Identity: we didn’t have a consistent way to identify a business across New South Wales government in Australia. It caused the issues where business customers where asked to provide different documentation to verify themselves every time they have to interact with government.
Fraud: impersonalisation and inconsistency in how government identify businesses and business owners often lead to fraud, and put personal customer data under risk.
My role.
I led the design team from 2021 when I just joined Service NSW. I was involved in running, coordinating and directing design activities for the team.
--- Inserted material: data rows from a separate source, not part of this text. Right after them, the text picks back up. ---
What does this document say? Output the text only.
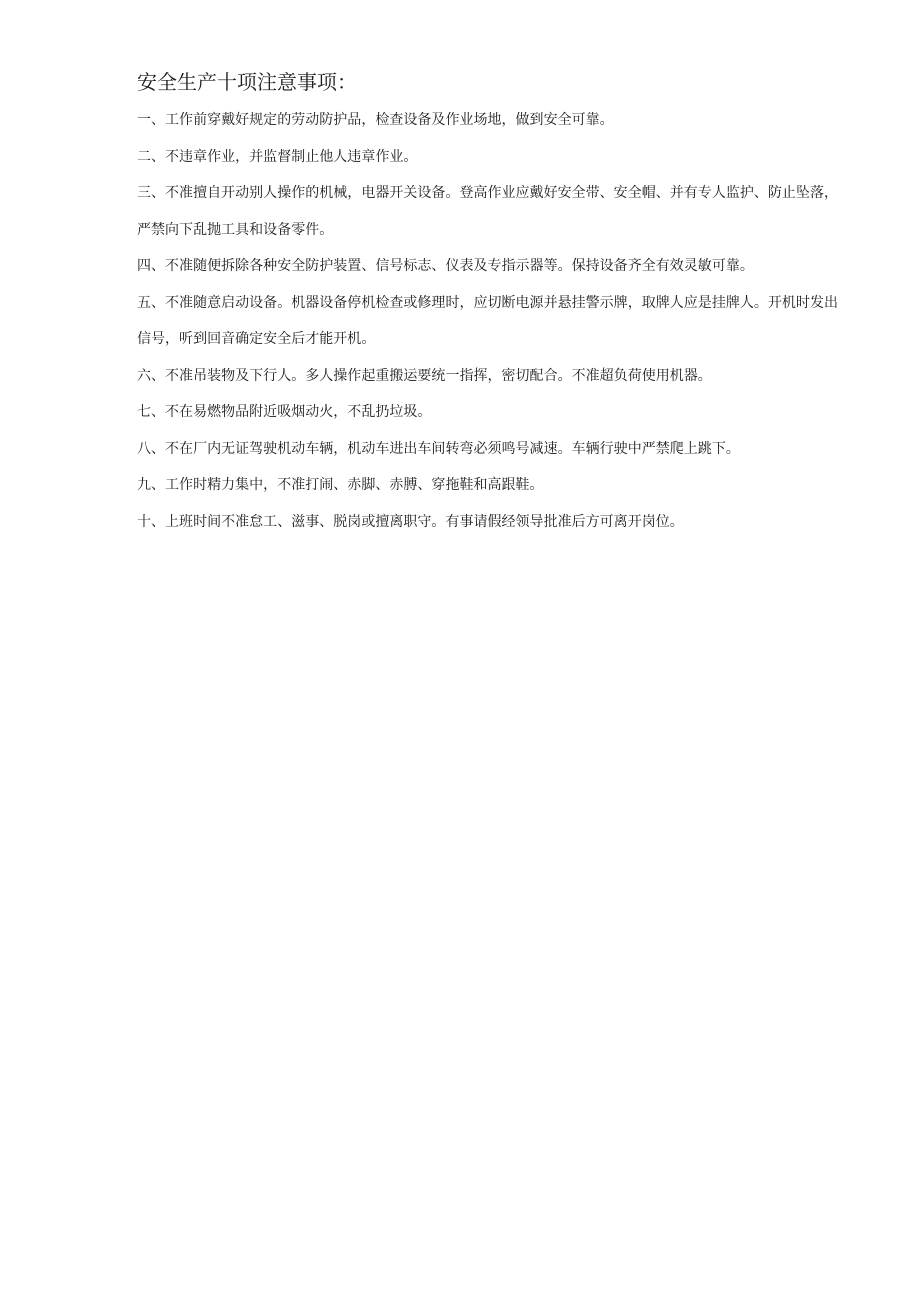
安全生产十项注意事项：

一、工作前穿戴好规定的劳动防护品，检查设备及作业场地，做到安全可靠。

二、不违章作业，并监督制止他人违章作业。

三、不准擅自开动别人操作的机械，电器开关设备。登高作业应戴好安全带、安全帽、并有专人监护、防止坠落，严禁向下乱抛工具和设备零件。

四、不准随便拆除各种安全防护装置、信号标志、仪表及专指示器等。保持设备齐全有效灵敏可靠。

五、不准随意启动设备。机器设备停机检查或修理时，应切断电源并悬挂警示牌，取牌人应是挂牌人。开机时发出信号，听到回音确定安全后才能开机。

六、不准吊装物及下行人。多人操作起重搬运要统一指挥，密切配合。不准超负荷使用机器。

七、不在易燃物品附近吸烟动火，不乱扔垃圾。

八、不在厂内无证驾驶机动车辆，机动车进出车间转弯必须鸣号减速。车辆行驶中严禁爬上跳下。

九、工作时精力集中，不准打闹、赤脚、赤膊、穿拖鞋和高跟鞋。

十、上班时间不准怠工、滋事、脱岗或擅离职守。有事请假经领导批准后方可离开岗位。
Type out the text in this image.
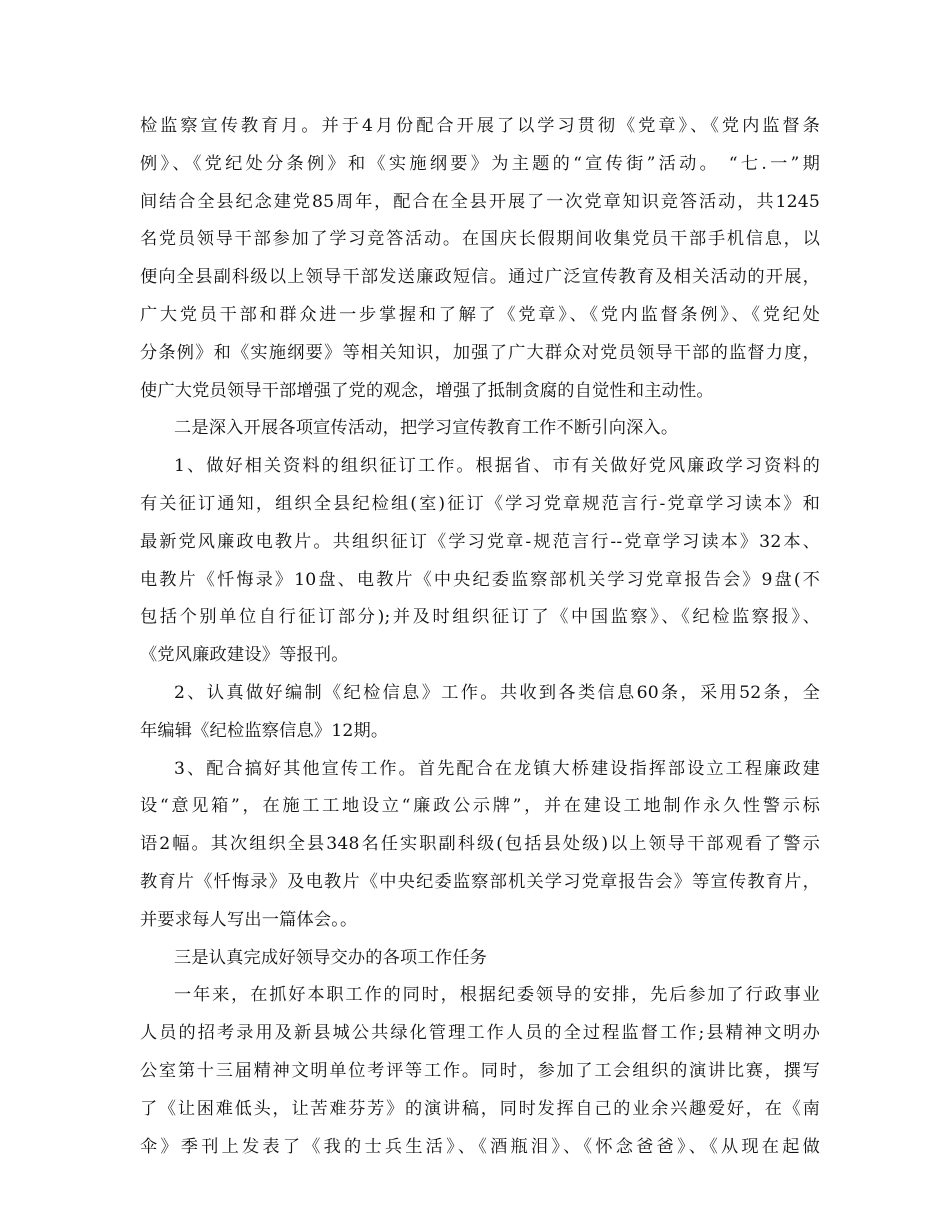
检监察宣传教育月。并于4月份配合开展了以学习贯彻《党章》、《党内监督条
例》、《党纪处分条例》和《实施纲要》为主题的“宣传街”活动。 “七.一”期
间结合全县纪念建党85周年，配合在全县开展了一次党章知识竞答活动，共1245
名党员领导干部参加了学习竞答活动。在国庆长假期间收集党员干部手机信息，以
便向全县副科级以上领导干部发送廉政短信。通过广泛宣传教育及相关活动的开展，
广大党员干部和群众进一步掌握和了解了《党章》、《党内监督条例》、《党纪处
分条例》和《实施纲要》等相关知识，加强了广大群众对党员领导干部的监督力度，
使广大党员领导干部增强了党的观念，增强了抵制贪腐的自觉性和主动性。
二是深入开展各项宣传活动，把学习宣传教育工作不断引向深入。
1、做好相关资料的组织征订工作。根据省、市有关做好党风廉政学习资料的
有关征订通知，组织全县纪检组(室)征订《学习党章规范言行-党章学习读本》和
最新党风廉政电教片。共组织征订《学习党章-规范言行--党章学习读本》32本、
电教片《忏悔录》10盘、电教片《中央纪委监察部机关学习党章报告会》9盘(不
包括个别单位自行征订部分);并及时组织征订了《中国监察》、《纪检监察报》、
《党风廉政建设》等报刊。
2、认真做好编制《纪检信息》工作。共收到各类信息60条，采用52条，全
年编辑《纪检监察信息》12期。
3、配合搞好其他宣传工作。首先配合在龙镇大桥建设指挥部设立工程廉政建
设“意见箱”，在施工工地设立“廉政公示牌”，并在建设工地制作永久性警示标
语2幅。其次组织全县348名任实职副科级(包括县处级)以上领导干部观看了警示
教育片《忏悔录》及电教片《中央纪委监察部机关学习党章报告会》等宣传教育片，
并要求每人写出一篇体会。。
三是认真完成好领导交办的各项工作任务
一年来，在抓好本职工作的同时，根据纪委领导的安排，先后参加了行政事业
人员的招考录用及新县城公共绿化管理工作人员的全过程监督工作;县精神文明办
公室第十三届精神文明单位考评等工作。同时，参加了工会组织的演讲比赛，撰写
了《让困难低头，让苦难芬芳》的演讲稿，同时发挥自己的业余兴趣爱好，在《南
伞》季刊上发表了《我的士兵生活》、《酒瓶泪》、《怀念爸爸》、《从现在起做
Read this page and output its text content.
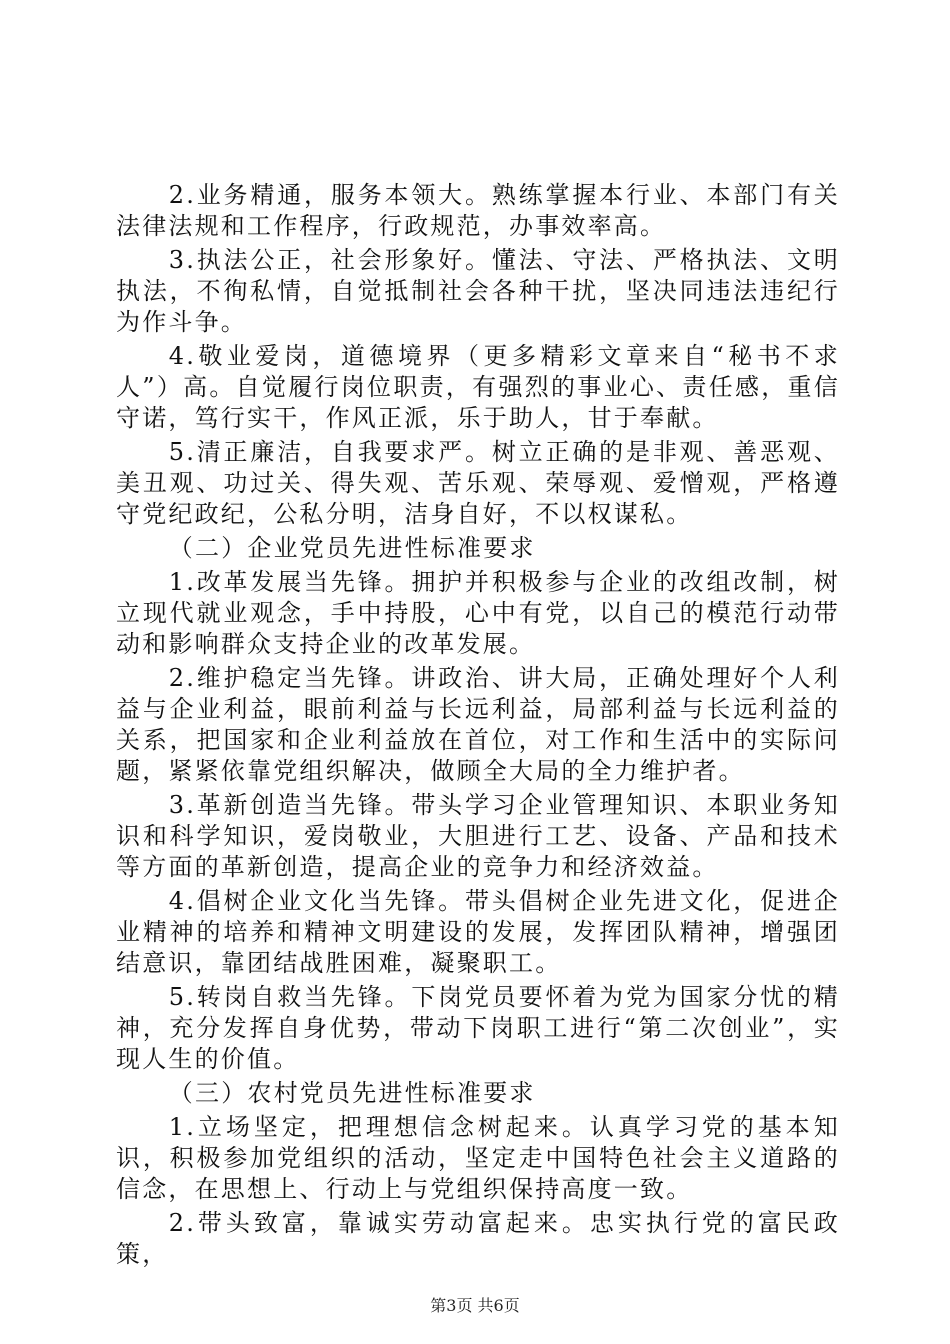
2.业务精通，服务本领大。熟练掌握本行业、本部门有关法律法规和工作程序，行政规范，办事效率高。

3.执法公正，社会形象好。懂法、守法、严格执法、文明执法，不徇私情，自觉抵制社会各种干扰，坚决同违法违纪行为作斗争。

4.敬业爱岗，道德境界（更多精彩文章来自“秘书不求人”）高。自觉履行岗位职责，有强烈的事业心、责任感，重信守诺，笃行实干，作风正派，乐于助人，甘于奉献。

5.清正廉洁，自我要求严。树立正确的是非观、善恶观、美丑观、功过关、得失观、苦乐观、荣辱观、爱憎观，严格遵守党纪政纪，公私分明，洁身自好，不以权谋私。

（二）企业党员先进性标准要求

1.改革发展当先锋。拥护并积极参与企业的改组改制，树立现代就业观念，手中持股，心中有党，以自己的模范行动带动和影响群众支持企业的改革发展。

2.维护稳定当先锋。讲政治、讲大局，正确处理好个人利益与企业利益，眼前利益与长远利益，局部利益与长远利益的关系，把国家和企业利益放在首位，对工作和生活中的实际问题，紧紧依靠党组织解决，做顾全大局的全力维护者。

3.革新创造当先锋。带头学习企业管理知识、本职业务知识和科学知识，爱岗敬业，大胆进行工艺、设备、产品和技术等方面的革新创造，提高企业的竞争力和经济效益。

4.倡树企业文化当先锋。带头倡树企业先进文化，促进企业精神的培养和精神文明建设的发展，发挥团队精神，增强团结意识，靠团结战胜困难，凝聚职工。

5.转岗自救当先锋。下岗党员要怀着为党为国家分忧的精神，充分发挥自身优势，带动下岗职工进行“第二次创业”，实现人生的价值。

（三）农村党员先进性标准要求

1.立场坚定，把理想信念树起来。认真学习党的基本知识，积极参加党组织的活动，坚定走中国特色社会主义道路的信念，在思想上、行动上与党组织保持高度一致。

2.带头致富，靠诚实劳动富起来。忠实执行党的富民政策，

第3页 共6页
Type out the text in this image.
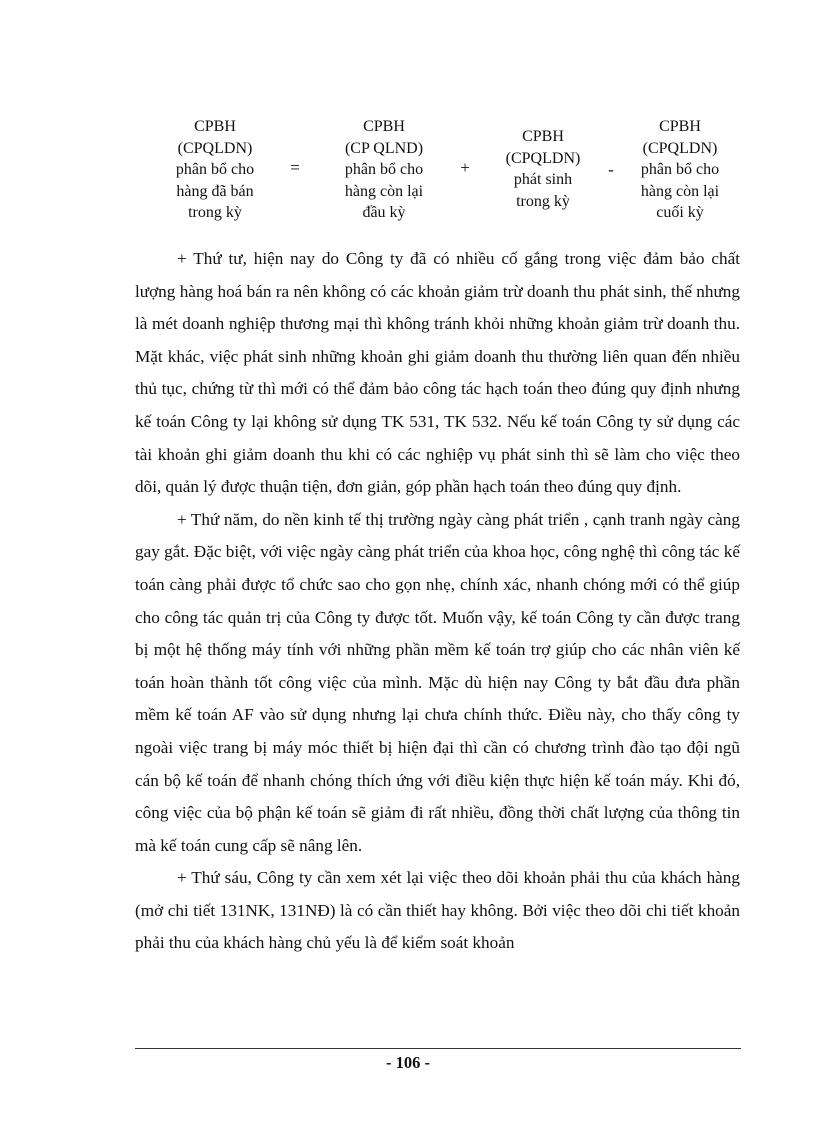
CPBH
(CPQLDN)
phân bổ cho
hàng đã bán
trong kỳ
=
CPBH
(CP QLND)
phân bổ cho
hàng còn lại
đầu kỳ
+
CPBH
(CPQLDN)
phát sinh
trong kỳ
-
CPBH
(CPQLDN)
phân bổ cho
hàng còn lại
cuối kỳ

+ Thứ tư, hiện nay do Công ty đã có nhiều cố gắng trong việc đảm bảo chất lượng hàng hoá bán ra nên không có các khoản giảm trừ doanh thu phát sinh, thế nhưng là mét doanh nghiệp thương mại thì không tránh khỏi những khoản giảm trừ doanh thu. Mặt khác, việc phát sinh những khoản ghi giảm doanh thu thường liên quan đến nhiều thủ tục, chứng từ thì mới có thể đảm bảo công tác hạch toán theo đúng quy định nhưng kế toán Công ty lại không sử dụng TK 531, TK 532. Nếu kế toán Công ty sử dụng các tài khoản ghi giảm doanh thu khi có các nghiệp vụ phát sinh thì sẽ làm cho việc theo dõi, quản lý được thuận tiện, đơn giản, góp phần hạch toán theo đúng quy định.

+ Thứ năm, do nền kinh tế thị trường ngày càng phát triển , cạnh tranh ngày càng gay gắt. Đặc biệt, với việc ngày càng phát triển của khoa học, công nghệ thì công tác kế toán càng phải được tổ chức sao cho gọn nhẹ, chính xác, nhanh chóng mới có thể giúp cho công tác quản trị của Công ty được tốt. Muốn vậy, kế toán Công ty cần được trang bị một hệ thống máy tính với những phần mềm kế toán trợ giúp cho các nhân viên kế toán hoàn thành tốt công việc của mình. Mặc dù hiện nay Công ty bắt đầu đưa phần mềm kế toán AF vào sử dụng nhưng lại chưa chính thức. Điều này, cho thấy công ty ngoài việc trang bị máy móc thiết bị hiện đại thì cần có chương trình đào tạo đội ngũ cán bộ kế toán để nhanh chóng thích ứng với điều kiện thực hiện kế toán máy. Khi đó, công việc của bộ phận kế toán sẽ giảm đi rất nhiều, đồng thời chất lượng của thông tin mà kế toán cung cấp sẽ nâng lên.

+ Thứ sáu, Công ty cần xem xét lại việc theo dõi khoản phải thu của khách hàng (mở chi tiết 131NK, 131NĐ) là có cần thiết hay không. Bởi việc theo dõi chi tiết khoản phải thu của khách hàng chủ yếu là để kiểm soát khoản

- 106 -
I worked alongside engineers, content designers, business analysts and product managers.
The team shipped two foundational capabilities (business identity verification & role-based access delegation), before I moved up to the lead role in August 2022. My focus was shifted to product strategy, negotiating with stakeholders and promoting the capabilities.
Outcome.
In 2 years, we’ve build 3 complex capabilities related to business identity. These products became the foundation of an intricate business authentification ecosystem.
8164 early adopters are onboarded within 3 months of soft-launch of business identity verification.
We decreased engagement with front-line staff due to improved name-matching algorithm for business identity verification enquiry.
We decreased time spent on average government transactions for over 50% users: from 1 week to 2 days.
Understanding the definition of business in Australia
This project kicked off as a business requirement of a state Australian government. Government agencies were looking for a consistent way of identifying and verifying Australian businesses. It took the team 6 months of discovery before the first MVP was build (this is where I joint). The complexity of this solution required us to integrate with several government applications to process a person’s identity, business attributes and establish relationship between a person and a business.
We used existing Service NSW design system to build first prototypes.
Usability testing
We ran two usability testing on our first product. One with integration with another agency (Revenue NSW) for what we called a “service linking“. This integration is meant to enable business customers to access government services all in one place - Service NSW Business Profile.
The second testing was in relation to enabling business customer identification within Business Profile with the functionality of customers saving and re-using their status when applying for government grants and vouchers.
Expanding “plug and play” solution
The main goal of business identity products was to be reusable, so that every government product, service or program can consume the authentification token and allow a customer to access information they are authorised to access. We used several existing government scenarios to ensure that the component we produce meet business requirements, while not blocking the customer.
During the second stage of our project, we started the development of a role-based access delegation capability.
Role-based delegation access
The role-based delegation system allows business owners to delegate access to people they trust, when interacting with the state government.
It also allows our product teams and government agencies to set-up their own permissions within their services by using our role-based delegation framework.
Our first two slices of value was to add verification and delegation flows into existing Business Profile onboarding journey, and to allow access to these functionalities to existing Business Profile users.
To get a better understanding of how the users want to delegate access to existing products, we ran quantitative studies (card-sorting) with users and product teams, and qualitative studies with users.
Off the back of our research, we created our customer archetypes and prioritised first value we will deliver as a new product.
Future of digital identity
Our hopes that soon enough business customers won’t require to provide any paper work to be able to identify themselves and their relationship with a business. In an alignment with an overarching government strategies, we will be exploring the ways customers might use their credential tokens outside of government, such as when dealing with banks and other private organisations. This will save their time and provide our partners peace of mind that the identity of their customer is legit.